Kavitha Rajagopalan is the author of "Muslims of Metropolis: The Stories of Three Immigrant Families in the West."

Does universal free public education have to be uniform?

The charter school movement emerged in the late 1980s under the rubric of "schooling by choice," offering independently run but publicly funded educational experiences that specialized in particular areas like science or art.

Amid national debates over education reform, and local battles over school budgets and teacher pay, charter schools have become another battleground. But they could just as easily be a real answer to a number of tough questions, such as who is responsible for a young person's education, and what that education should look like.

Since the first charter was founded in Minnesota in 1992, these schools have been offered as a smaller option to underfunded, overcrowded, underperforming city public schools. Many are not subject to regulations and statutes that apply to other public schools.

Recently, charter schools have been proposed in affluent, high-performing suburban school districts, such as Loudon County, Va.; Montgomery County, Md., and Evanston, Ill., offering longer hours or specialized curricula, such as language immersion.

But some proposed charters are facing organized opposition in these wealthy districts, where parents and administrators say the publicly funded, privately run schools threaten to drain money from them for no reason. If these schools are "doing their job" -- that is, producing high test scores -- why should districts bother to provide students and parents with different options?

This raises important questions about the goals of public education. Are we really satisfied simply with high scores? And do these tests improve our children's abilities to live productive lives in a changing global marketplace?

One New Jersey parent opposed to a proposed Mandarin-language immersion charter school told The New York Times that he thought that public education is a social contract in which residents share money but should not have the right to custom-design education to meet their own needs.

Why not? Why should this only be the purview of parents willing to pay for private schools?

Education theorists like Edmund Gordon Sr. say there is no one-size-fits-all solution for education. In his model of comprehensive education, Gordon promotes it as a whole-life, guided process, including out-of-classroom learning experiences and supported by a community of adults.

Granted, there are valid objections to diverting funds from public schools struggling to meet national education goals and guidelines.

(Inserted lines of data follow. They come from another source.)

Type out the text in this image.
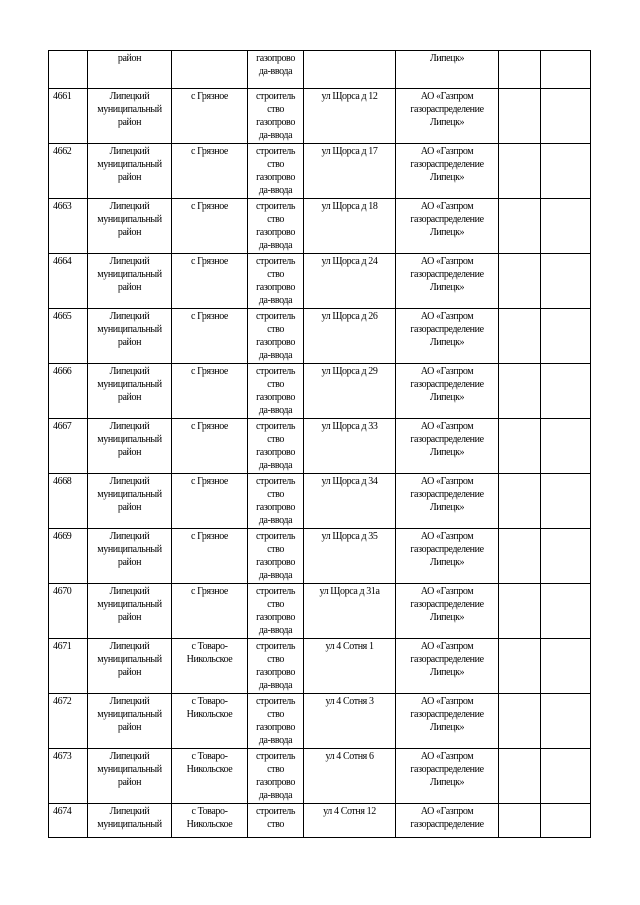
	район		газопрово да-ввода		Липецк»		
4661	Липецкий муниципальный район	с Грязное	строитель ство газопрово да-ввода	ул Щорса д 12	АО «Газпром газораспределение Липецк»		
4662	Липецкий муниципальный район	с Грязное	строитель ство газопрово да-ввода	ул Щорса д 17	АО «Газпром газораспределение Липецк»		
4663	Липецкий муниципальный район	с Грязное	строитель ство газопрово да-ввода	ул Щорса д 18	АО «Газпром газораспределение Липецк»		
4664	Липецкий муниципальный район	с Грязное	строитель ство газопрово да-ввода	ул Щорса д 24	АО «Газпром газораспределение Липецк»		
4665	Липецкий муниципальный район	с Грязное	строитель ство газопрово да-ввода	ул Щорса д 26	АО «Газпром газораспределение Липецк»		
4666	Липецкий муниципальный район	с Грязное	строитель ство газопрово да-ввода	ул Щорса д 29	АО «Газпром газораспределение Липецк»		
4667	Липецкий муниципальный район	с Грязное	строитель ство газопрово да-ввода	ул Щорса д 33	АО «Газпром газораспределение Липецк»		
4668	Липецкий муниципальный район	с Грязное	строитель ство газопрово да-ввода	ул Щорса д 34	АО «Газпром газораспределение Липецк»		
4669	Липецкий муниципальный район	с Грязное	строитель ство газопрово да-ввода	ул Щорса д 35	АО «Газпром газораспределение Липецк»		
4670	Липецкий муниципальный район	с Грязное	строитель ство газопрово да-ввода	ул Щорса д 31а	АО «Газпром газораспределение Липецк»		
4671	Липецкий муниципальный район	с Товаро-Никольское	строитель ство газопрово да-ввода	ул 4 Сотня 1	АО «Газпром газораспределение Липецк»		
4672	Липецкий муниципальный район	с Товаро-Никольское	строитель ство газопрово да-ввода	ул 4 Сотня 3	АО «Газпром газораспределение Липецк»		
4673	Липецкий муниципальный район	с Товаро-Никольское	строитель ство газопрово да-ввода	ул 4 Сотня 6	АО «Газпром газораспределение Липецк»		
4674	Липецкий муниципальный	с Товаро-Никольское	строитель ство	ул 4 Сотня 12	АО «Газпром газораспределение		
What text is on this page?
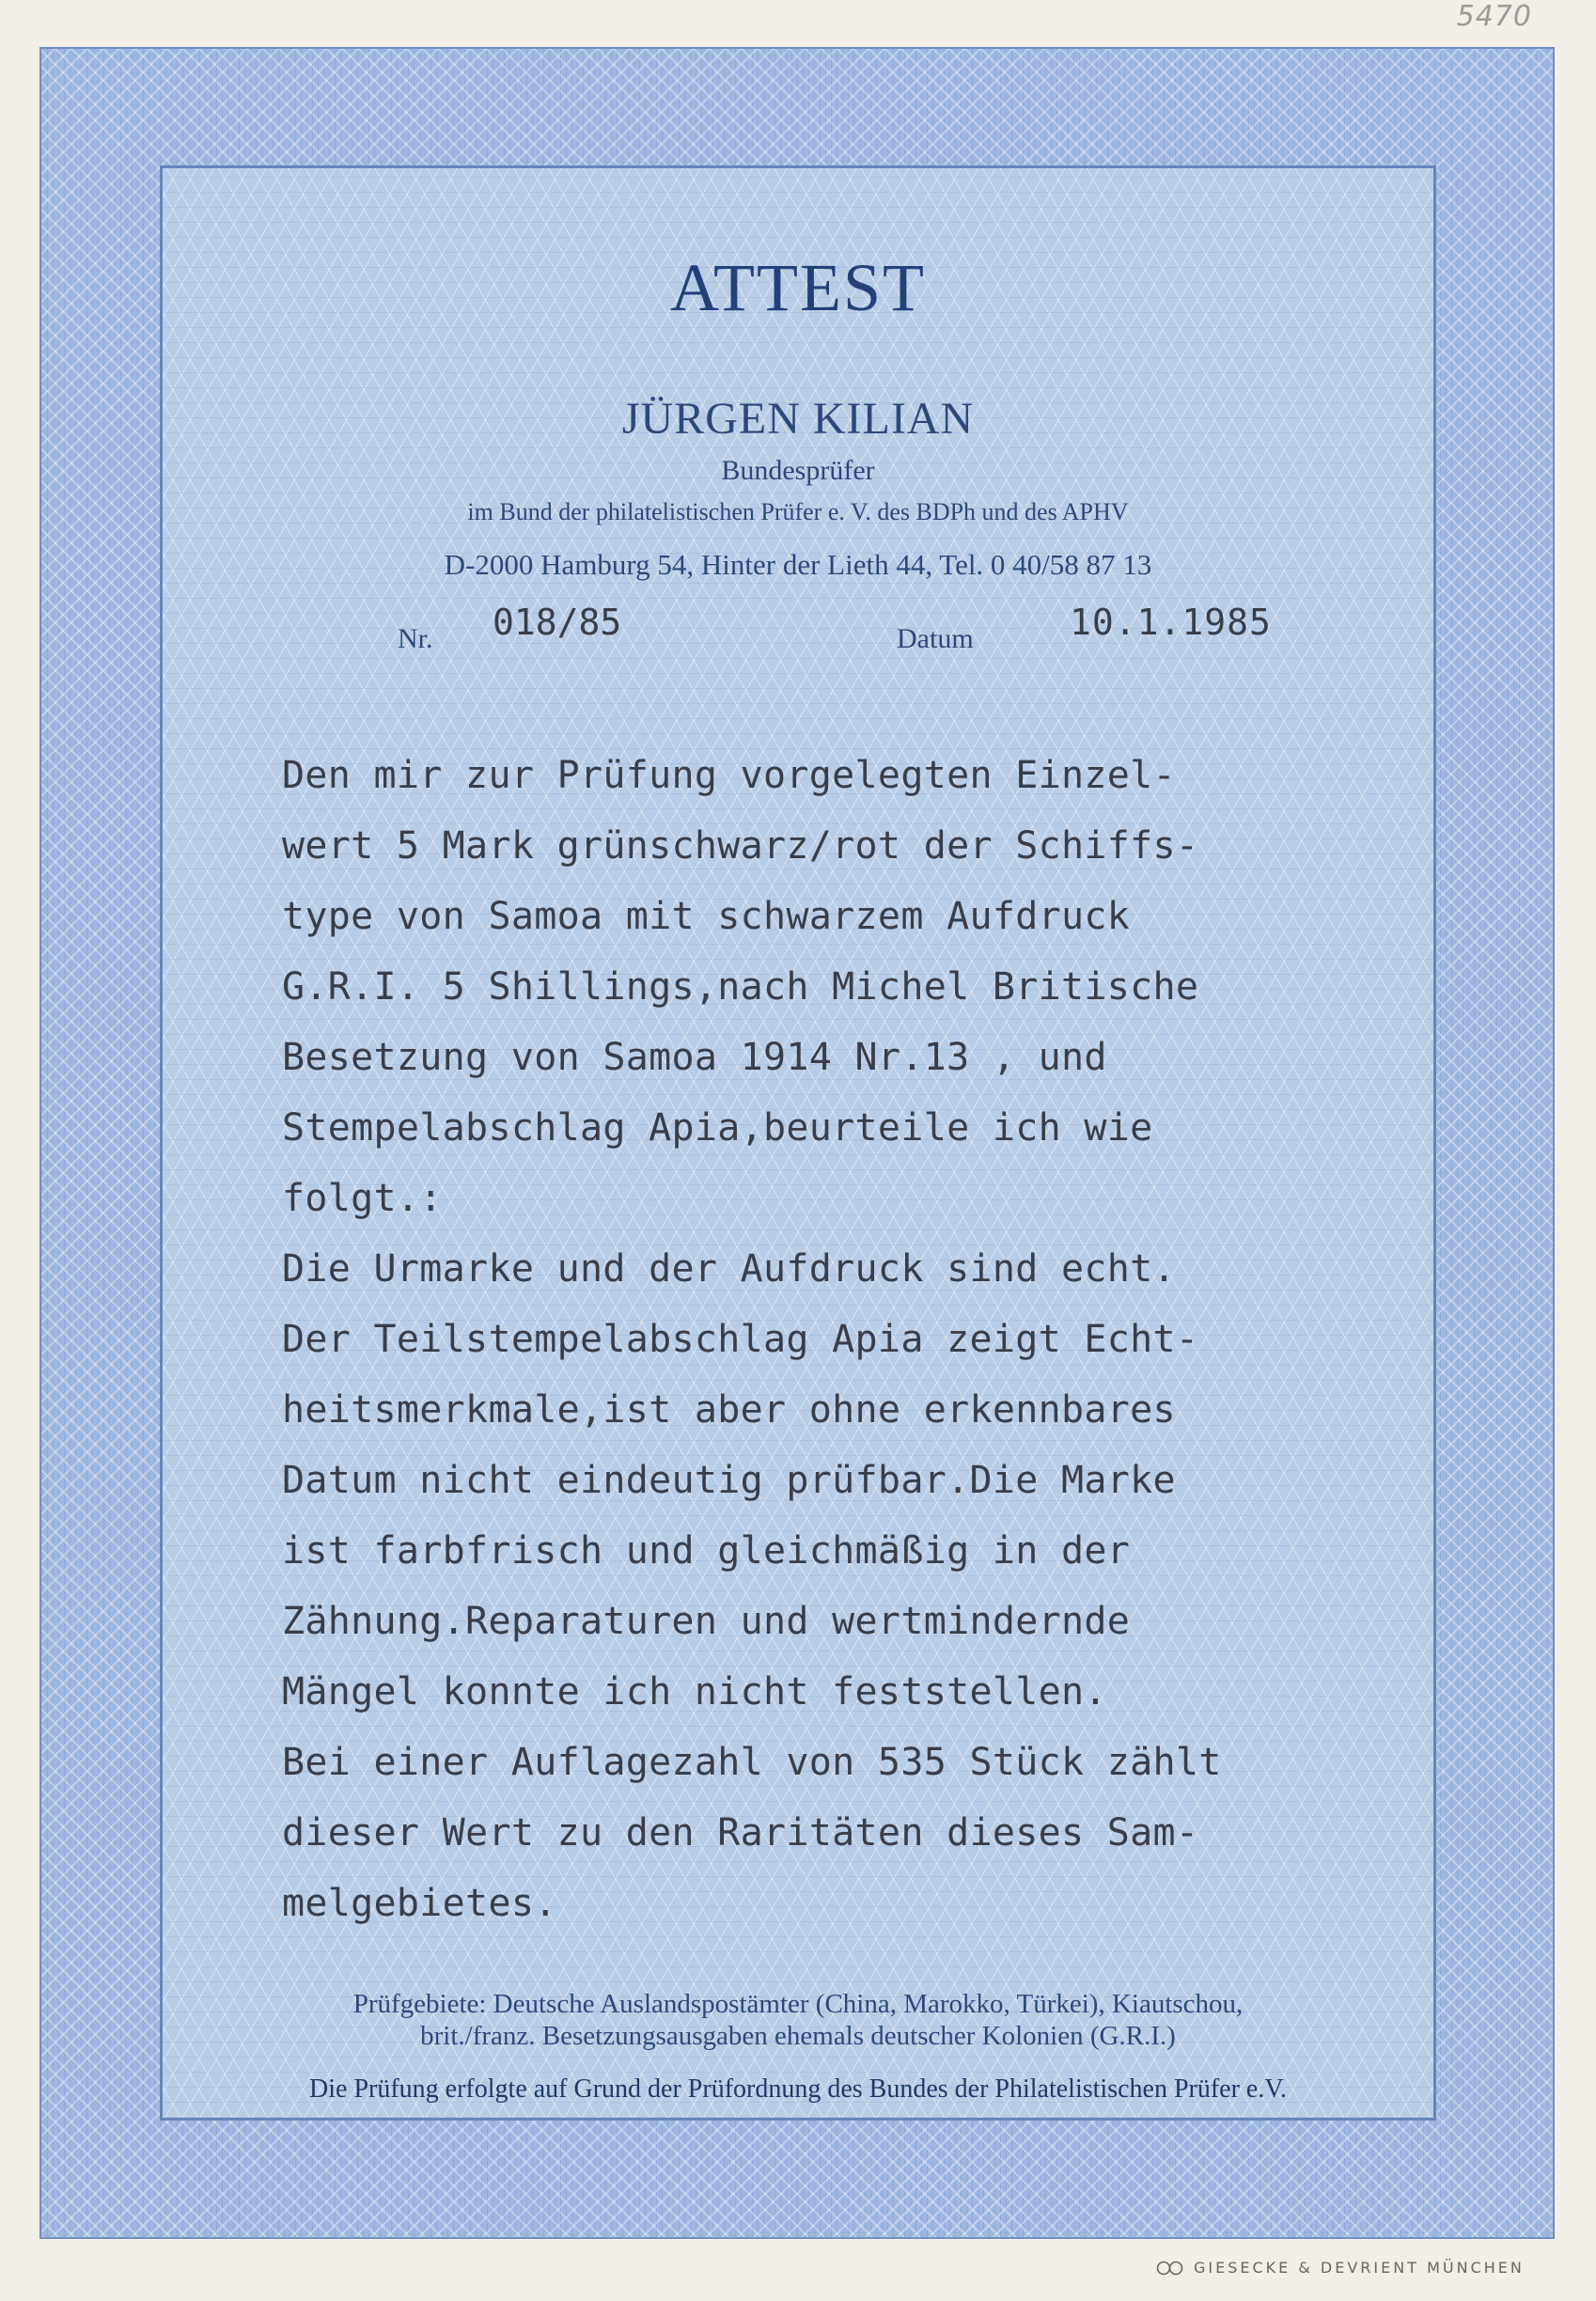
5470
ATTEST
JÜRGEN KILIAN
Bundesprüfer
im Bund der philatelistischen Prüfer e. V. des BDPh und des APHV
D-2000 Hamburg 54, Hinter der Lieth 44, Tel. 0 40/58 87 13
Nr. 018/85	Datum	10.1.1985
Den mir zur Prüfung vorgelegten Einzel-
wert 5 Mark grünschwarz/rot der Schiffs-
type von Samoa mit schwarzem Aufdruck
G.R.I. 5 Shillings,nach Michel Britische
Besetzung von Samoa 1914 Nr.13 , und
Stempelabschlag Apia,beurteile ich wie
folgt.:
Die Urmarke und der Aufdruck sind echt.
Der Teilstempelabschlag Apia zeigt Echt-
heitsmerkmale,ist aber ohne erkennbares
Datum nicht eindeutig prüfbar.Die Marke
ist farbfrisch und gleichmäßig in der
Zähnung.Reparaturen und wertmindernde
Mängel konnte ich nicht feststellen.
Bei einer Auflagezahl von 535 Stück zählt
dieser Wert zu den Raritäten dieses Sam-
melgebietes.
Prüfgebiete: Deutsche Auslandspostämter (China, Marokko, Türkei), Kiautschou,
brit./franz. Besetzungsausgaben ehemals deutscher Kolonien (G.R.I.)
Die Prüfung erfolgte auf Grund der Prüfordnung des Bundes der Philatelistischen Prüfer e.V.
GIESECKE & DEVRIENT MÜNCHEN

Some school officials oppose efforts to found Long Island's first charter high school in Hempstead, saying the school would divert funds from the other schools and draw away high-performing students at a time when the district is striving to improve its graduation rates.

But this brings us back to questions about how we track the success of public schools. Education is more than a simple numbers game -- an accounting of students who have the highest scores and how many people graduate from high school.

Customized, community supported, whole-life learning should not be seen as a selfish luxury or simply an alternative to unviable schools, but rather as a new model for what public education should be. And wouldn't this be something worth hard-earned taxpayer money?